The Motion Sick: I Had A Dream: My Country

Skip down a bit past the “My Country” song lyrics if you want to read about a funny dream I had the other night and skip some political talk.

For those of you who are unaware, The Motion Sick has a song called “My Country.”  It was written in response to the extensive oppression of civil liberties that began in late 2001.  Without writing a lengthy essay on the subject, I had (and still have) concerns that measures taken in the name of protecting the populace (the Patriot Act in particular) are substantially detrimental.
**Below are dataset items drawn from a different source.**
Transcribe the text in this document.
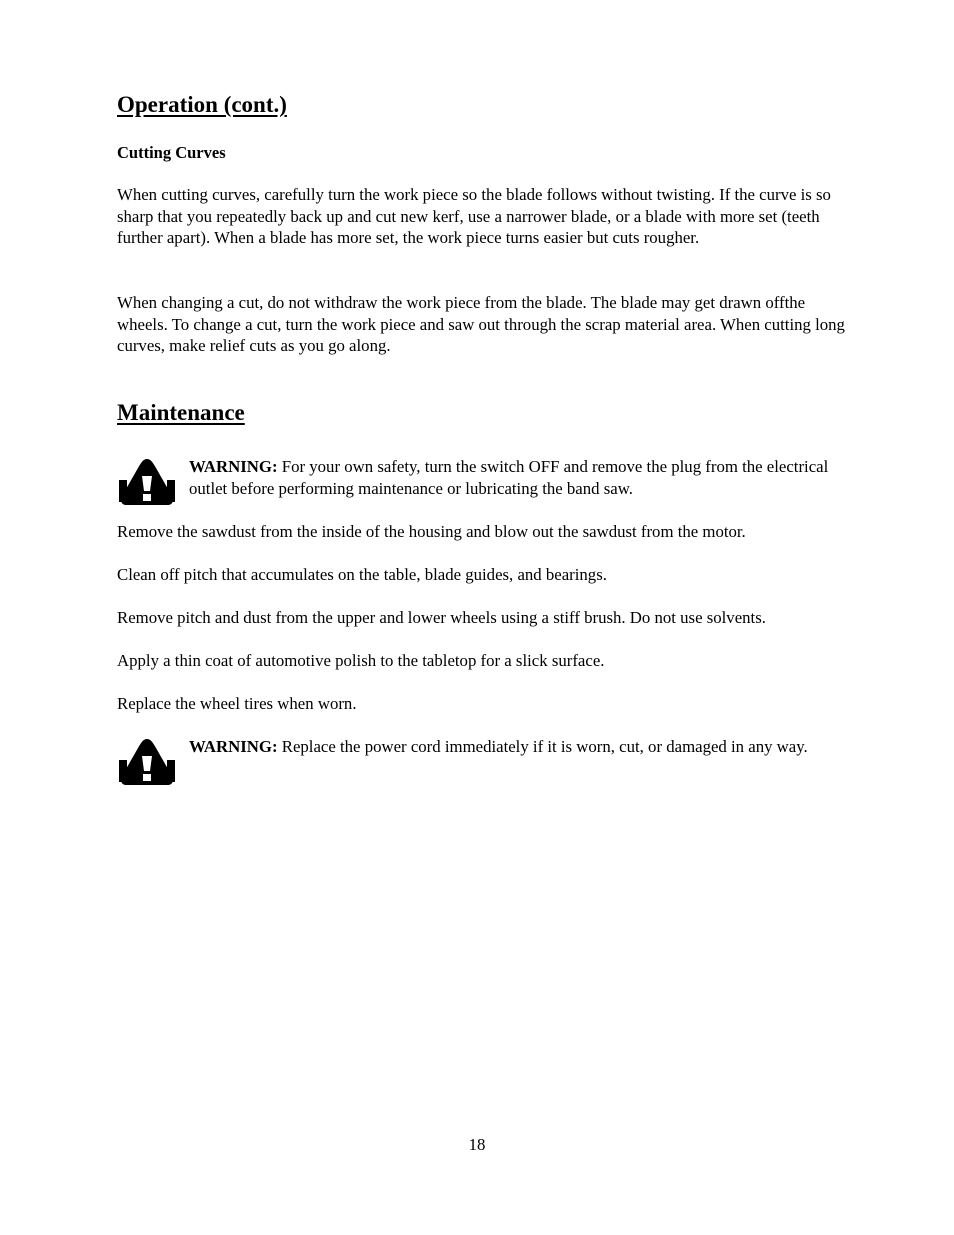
Operation (cont.)
Cutting Curves
When cutting curves, carefully turn the work piece so the blade follows without twisting. If the curve is so sharp that you repeatedly back up and cut new kerf, use a narrower blade, or a blade with more set (teeth further apart). When a blade has more set, the work piece turns easier but cuts rougher.
When changing a cut, do not withdraw the work piece from the blade. The blade may get drawn offthe wheels. To change a cut, turn the work piece and saw out through the scrap material area. When cutting long curves, make relief cuts as you go along.
Maintenance
WARNING: For your own safety, turn the switch OFF and remove the plug from the electrical outlet before performing maintenance or lubricating the band saw.
Remove the sawdust from the inside of the housing and blow out the sawdust from the motor.
Clean off pitch that accumulates on the table, blade guides, and bearings.
Remove pitch and dust from the upper and lower wheels using a stiff brush. Do not use solvents.
Apply a thin coat of automotive polish to the tabletop for a slick surface.
Replace the wheel tires when worn.
WARNING: Replace the power cord immediately if it is worn, cut, or damaged in any way.
18
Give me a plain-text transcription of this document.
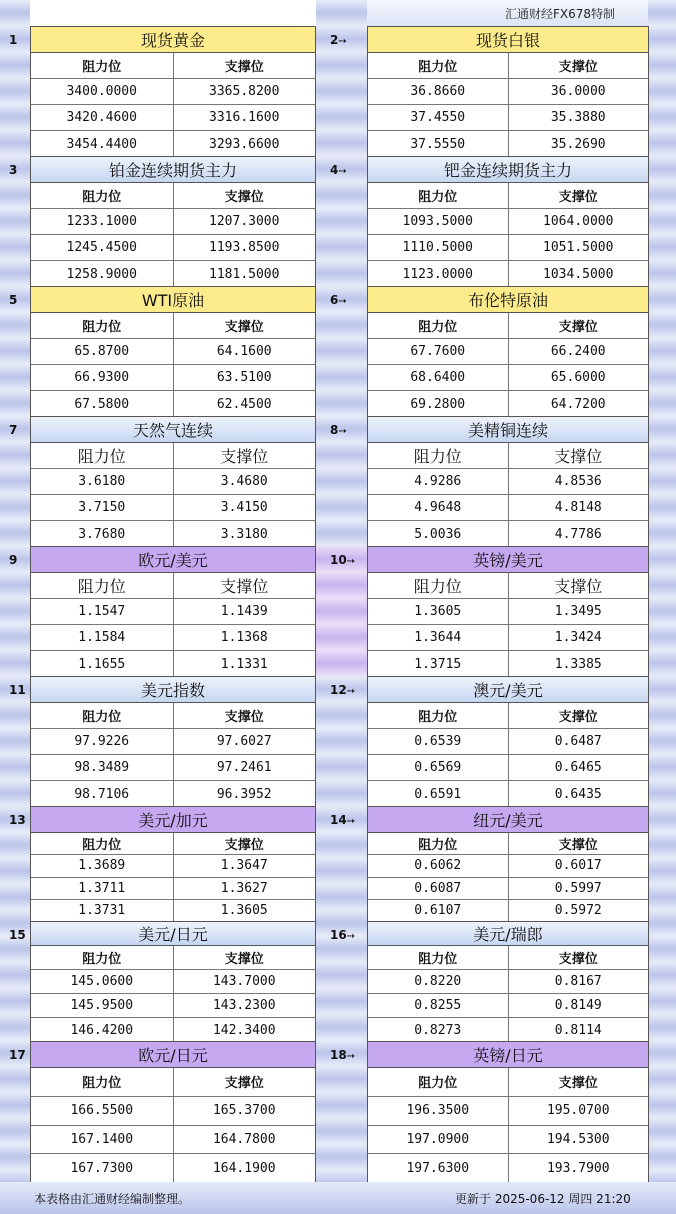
汇通财经FX678特制
1	现货黄金
阻力位	支撑位
3400.0000	3365.8200
3420.4600	3316.1600
3454.4400	3293.6600
2➙	现货白银
阻力位	支撑位
36.8660	36.0000
37.4550	35.3880
37.5550	35.2690
3	铂金连续期货主力
阻力位	支撑位
1233.1000	1207.3000
1245.4500	1193.8500
1258.9000	1181.5000
4➙	钯金连续期货主力
阻力位	支撑位
1093.5000	1064.0000
1110.5000	1051.5000
1123.0000	1034.5000
5	WTI原油
阻力位	支撑位
65.8700	64.1600
66.9300	63.5100
67.5800	62.4500
6➙	布伦特原油
阻力位	支撑位
67.7600	66.2400
68.6400	65.6000
69.2800	64.7200
7	天然气连续
阻力位	支撑位
3.6180	3.4680
3.7150	3.4150
3.7680	3.3180
8➙	美精铜连续
阻力位	支撑位
4.9286	4.8536
4.9648	4.8148
5.0036	4.7786
9	欧元/美元
阻力位	支撑位
1.1547	1.1439
1.1584	1.1368
1.1655	1.1331
10➙	英镑/美元
阻力位	支撑位
1.3605	1.3495
1.3644	1.3424
1.3715	1.3385
11	美元指数
阻力位	支撑位
97.9226	97.6027
98.3489	97.2461
98.7106	96.3952
12➙	澳元/美元
阻力位	支撑位
0.6539	0.6487
0.6569	0.6465
0.6591	0.6435
13	美元/加元
阻力位	支撑位
1.3689	1.3647
1.3711	1.3627
1.3731	1.3605
14➙	纽元/美元
阻力位	支撑位
0.6062	0.6017
0.6087	0.5997
0.6107	0.5972
15	美元/日元
阻力位	支撑位
145.0600	143.7000
145.9500	143.2300
146.4200	142.3400
16➙	美元/瑞郎
阻力位	支撑位
0.8220	0.8167
0.8255	0.8149
0.8273	0.8114
17	欧元/日元
阻力位	支撑位
166.5500	165.3700
167.1400	164.7800
167.7300	164.1900
18➙	英镑/日元
阻力位	支撑位
196.3500	195.0700
197.0900	194.5300
197.6300	193.7900
本表格由汇通财经编制整理。	更新于 2025-06-12 周四 21:20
The song is really a reaction to the frustration of directly observing, perhaps for the first time in my life, the use of irrational fear to manipulate feelings. 

I will say that, without a doubt, I am nothing but thankful to be a U.S. citizen and to live in a country that is generally a great, free place with a lot of opportunities for a wide range of people.  That is not to say that it is a utopia nor that we should be complacent and satisfied with the levels of equality present in the U.S.  There are always improvements to be made. 

I will say that I am also grateful to those who have risked or sacrificed themselves in the name of preserving this country or oppressed or endangered peoples of other nations.  I do not always agree with military actions, but I do not find myself in a position to be knowledgeable enough regarding specific conflicts to make fair, unemotional judgments regarding the value of these wars.  It’s certainly easy to say that war is always bad.  It’s certainly easy to examine a single incident of death and declare that the cause was unjust and unworthy.  It’s extremely difficult for us to look at things with a wider scope and really understand the potential value and benefit.  No one likes war, but sometimes, perhaps, there is great value to conflict. 

Most people agree now that WWII was fought necessarily, and though we may regret the great many casualties, it is difficult to imagine a position of isolationism.  At the time, this approach was supported by many, many people including Charles Lindbergh (who later flew combat missions in the war).

My concern with more recent conflicts hinges on what I perceive as a dishonest presentation of the underlying motivation and immediacy.  With that in mind, the song “My Country” is really not about the value (or lack thereof) of any specific conflict, but rather the idea that I am not willing to succumb to what I perceive as pure scare tactics. 

I do not even remotely mean any of the song as disrespect to anyone who has ever, or is presently serving in the armed forces.  The song is, however, often misinterpreted as either that or as a peace/anti-war anthem of sorts.  I consider it an anti-fear anthem.  

The lyrics are as follows:

I’ll line up in order of rank or of stature
if you’ll paint me a rainbow to hide my true colors
don’t ship me to front lines, don’t ask me to bother
to lace up my boots or to wear something leather
don’t buy me some clothing to impress all the HRs
don’t tell me that it will look good on my CV
don’t put me up, clean me up, sell my bad habits
sit me down to relax in front of a TV
’cause I, I will not die for my country

So I’ll put up a scarecrow to scare off my neighbors
and to have something for birds to light down upon
’cause in school I learned not to talk to strangers
and that’s why I’m scared now to meet anyone
so forget my name like a tied up and knotted string
it’s just my way, you know it’s how I’m grappling
with hurtling through space in an orbit unending
thinking I matter, yeah I know it’s pretending
but I, I will not die for my country
no I, I will not die for my country

So I put up a colored cloth that represents borders
so the angel of death knows not to deport me
my neighbor’s the enemy cause he can’t afford one
they’ve slaughtered his family, now they’re taking his first born
You can scare me with smart bombs
And scare me with anthrax
And scare me with vague threats of foreign attacks
mandate allegiance and increase income tax
but I, I will not die for my country
no I, I will not die for my country

You can download the song at:

With this explanation of the song’s meaning and the prevalence of misinterpretation, you hopefully understand why I am hesitant to play the song in many live settings without an opportunity for providing context.  This is the basis for the following dream that I recently had:

The Motion Sick had a performance somewhere in a roadhouse sort of bar in the South.  We were playing through our set successfully when Travis declared that we should play “My Country.”  I declined given the environment.  He ignored my declination and counted off the song.  The whole band began playing the song.  I approached the microphone unsure of what to do when I had an idea.  I said:

This is a poem written by our drummer Travis.  It’s called, ‘The Monkey and the Mouse.’  It goes like this:

A mouse and a monkey lived in a tree
One large, one small, but each of them free
The monkey said to the mouse, ‘you are so tiny, yet you live in a tree.’
The mouse said back, ‘yes, I live in this tree.’
The monkey swung high and the monkey swung low.
The mouse climbed up and down, went where he wanted to go.